Du coup, je suis là ce soir, devant une feuille, à coucher mes pensées par écrit.
Il est 11 h 37. j'écris à la lumière de ma lampe individuelle. Le walkman sur les oreilles me débite du Eurythmics et mon ventre est noué comme un vieux tronc d'arbre. maintenant je ne dors plus seul. Stéphene Adam et Frédéric Janots sont arrivés et dorment dans ma chambre. Malgré ma répugnance à avouer aux gens que je tiens un journal, j'ai écrit devant eux. Maintenant ils essaient de dormir. Je ne peux pas. Pas déjà. J'ai bu trop de café. J'attend demain.
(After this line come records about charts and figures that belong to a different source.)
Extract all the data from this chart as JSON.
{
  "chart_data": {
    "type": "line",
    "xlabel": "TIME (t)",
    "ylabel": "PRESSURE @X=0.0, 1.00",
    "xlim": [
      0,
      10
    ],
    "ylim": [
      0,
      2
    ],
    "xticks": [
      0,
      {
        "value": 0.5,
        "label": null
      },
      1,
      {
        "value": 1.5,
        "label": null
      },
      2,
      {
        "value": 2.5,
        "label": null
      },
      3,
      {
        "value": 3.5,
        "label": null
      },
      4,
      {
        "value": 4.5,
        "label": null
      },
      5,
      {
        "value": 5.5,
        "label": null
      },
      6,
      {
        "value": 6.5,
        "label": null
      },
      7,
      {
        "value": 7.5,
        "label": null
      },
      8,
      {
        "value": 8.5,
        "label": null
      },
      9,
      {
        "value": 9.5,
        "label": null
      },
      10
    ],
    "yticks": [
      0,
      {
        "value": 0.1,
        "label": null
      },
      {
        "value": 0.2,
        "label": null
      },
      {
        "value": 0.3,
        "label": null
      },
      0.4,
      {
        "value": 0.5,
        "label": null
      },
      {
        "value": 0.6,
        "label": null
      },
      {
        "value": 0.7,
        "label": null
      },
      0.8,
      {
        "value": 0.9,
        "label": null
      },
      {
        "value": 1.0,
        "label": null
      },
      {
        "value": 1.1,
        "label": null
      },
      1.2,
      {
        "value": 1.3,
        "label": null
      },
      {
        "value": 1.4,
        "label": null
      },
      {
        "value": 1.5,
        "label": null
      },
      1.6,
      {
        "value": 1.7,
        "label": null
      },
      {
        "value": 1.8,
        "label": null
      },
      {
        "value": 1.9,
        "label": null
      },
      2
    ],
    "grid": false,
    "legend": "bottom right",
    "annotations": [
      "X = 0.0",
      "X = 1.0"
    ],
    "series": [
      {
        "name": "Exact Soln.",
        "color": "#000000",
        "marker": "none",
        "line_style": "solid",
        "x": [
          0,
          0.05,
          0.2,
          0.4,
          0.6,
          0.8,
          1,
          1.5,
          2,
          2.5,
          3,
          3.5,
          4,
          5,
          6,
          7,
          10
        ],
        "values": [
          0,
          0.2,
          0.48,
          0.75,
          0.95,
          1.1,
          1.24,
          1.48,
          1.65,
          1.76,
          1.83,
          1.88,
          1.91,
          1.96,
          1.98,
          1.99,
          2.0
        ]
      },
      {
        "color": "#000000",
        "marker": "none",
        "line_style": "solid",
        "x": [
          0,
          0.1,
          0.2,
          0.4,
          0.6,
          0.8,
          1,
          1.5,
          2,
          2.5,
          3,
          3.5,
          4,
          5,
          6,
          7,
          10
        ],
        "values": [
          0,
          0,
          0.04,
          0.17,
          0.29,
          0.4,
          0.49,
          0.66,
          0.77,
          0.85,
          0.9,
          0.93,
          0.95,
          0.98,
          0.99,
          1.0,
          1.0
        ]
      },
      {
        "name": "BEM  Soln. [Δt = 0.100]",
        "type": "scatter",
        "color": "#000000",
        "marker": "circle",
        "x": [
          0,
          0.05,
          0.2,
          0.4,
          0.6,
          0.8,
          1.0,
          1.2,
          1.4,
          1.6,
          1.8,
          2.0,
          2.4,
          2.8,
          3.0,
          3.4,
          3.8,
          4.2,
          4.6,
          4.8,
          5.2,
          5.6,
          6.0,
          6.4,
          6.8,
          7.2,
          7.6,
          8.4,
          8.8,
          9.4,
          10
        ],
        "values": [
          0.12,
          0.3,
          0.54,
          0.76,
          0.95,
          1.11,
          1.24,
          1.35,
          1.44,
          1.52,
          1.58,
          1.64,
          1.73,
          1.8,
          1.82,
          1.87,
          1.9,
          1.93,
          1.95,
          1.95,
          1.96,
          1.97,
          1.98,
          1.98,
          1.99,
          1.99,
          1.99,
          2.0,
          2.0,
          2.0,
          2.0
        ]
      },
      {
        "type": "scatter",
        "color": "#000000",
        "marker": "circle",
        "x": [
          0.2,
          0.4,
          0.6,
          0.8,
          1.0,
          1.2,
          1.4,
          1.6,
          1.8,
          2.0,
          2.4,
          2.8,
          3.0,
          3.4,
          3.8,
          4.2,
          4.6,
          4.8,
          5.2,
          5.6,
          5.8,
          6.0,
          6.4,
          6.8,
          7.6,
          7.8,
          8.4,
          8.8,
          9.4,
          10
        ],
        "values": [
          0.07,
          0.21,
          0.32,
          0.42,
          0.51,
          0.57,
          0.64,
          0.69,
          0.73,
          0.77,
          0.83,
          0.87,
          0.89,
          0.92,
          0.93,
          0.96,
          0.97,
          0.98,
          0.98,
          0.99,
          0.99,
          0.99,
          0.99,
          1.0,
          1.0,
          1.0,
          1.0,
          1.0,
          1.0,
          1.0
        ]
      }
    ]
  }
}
Ce soir, l'oscillation s'est arrêtée. demain, elle sera plus forte que jamais. Dans un sens ou dans l'autre, elle sera titanesque.
Pour moi, Jean-Jacques, outre un ami, est un symbole. Il était là en mars 89 quand j'ai débarqué au Coty, dans cet ambiance si particulière que j'essaie péniblement de retranscrire. Il attendait déjà depuis longtemps. C'est lui qui m'a permis de m'intégrer au groupe muco. C'est lui qui m'a fait découvrir les coins sympa et les restos valables.
Jean-Jacques est un peu comme un grand frère pour moi. D'ailleurs, sa petite amie Laetitia me l'a dit ce matin encore. Que Jean-Jacques soit greffé, c'est comme si j'entrais dans le troisième millénaire. Il attendait depuis si longtemps avec moi. Il a été tant de fois déçu. ce soir, je suis dans un état indescriptible : bouffé par la joie et l'angoisse comme jamais. j'ai déjà connu plusieurs fois cette sensation, ce suspense qui ne prend fin que lorsque le malade sort de la salle d'opération, mais jamais le malade ne m'a été aussi proche. Bien sûr, la mort d'Eric Chabaud m'a peiné (et plus que je ne l'ai tout d'abord cru), mais si Jean-Jacques y restait je ne sais pas si je pourrais trouver la force de continuer.
Putain de Dieu, Jean-Jacques, accroche-toi !
T'as pas attendu deux ans pour crever comme un con !
J'ai confiance en toi. Tu es un vrai tank. Et un tank ça traverse tout !
11 h 54 : Noirclerc doit tailler dans le bifteck. Ah ! Si on s'en sort tous les deux, on fera la plus grande des mega fiestas de la décennie. A côté, le 14 juillet de Jean-Paul Goude aura l'air d'un défilé de majorettes à Pétaouchnock !
Mais, pour l'instant, c'est l'attente. l'attente qui ne prendra fin qu'à mon réveil (si je dors !).
L'oscillation est suspendue.
En tout cas une chose est sûre : ce soir, j'emmerde la mucoviscidose !!!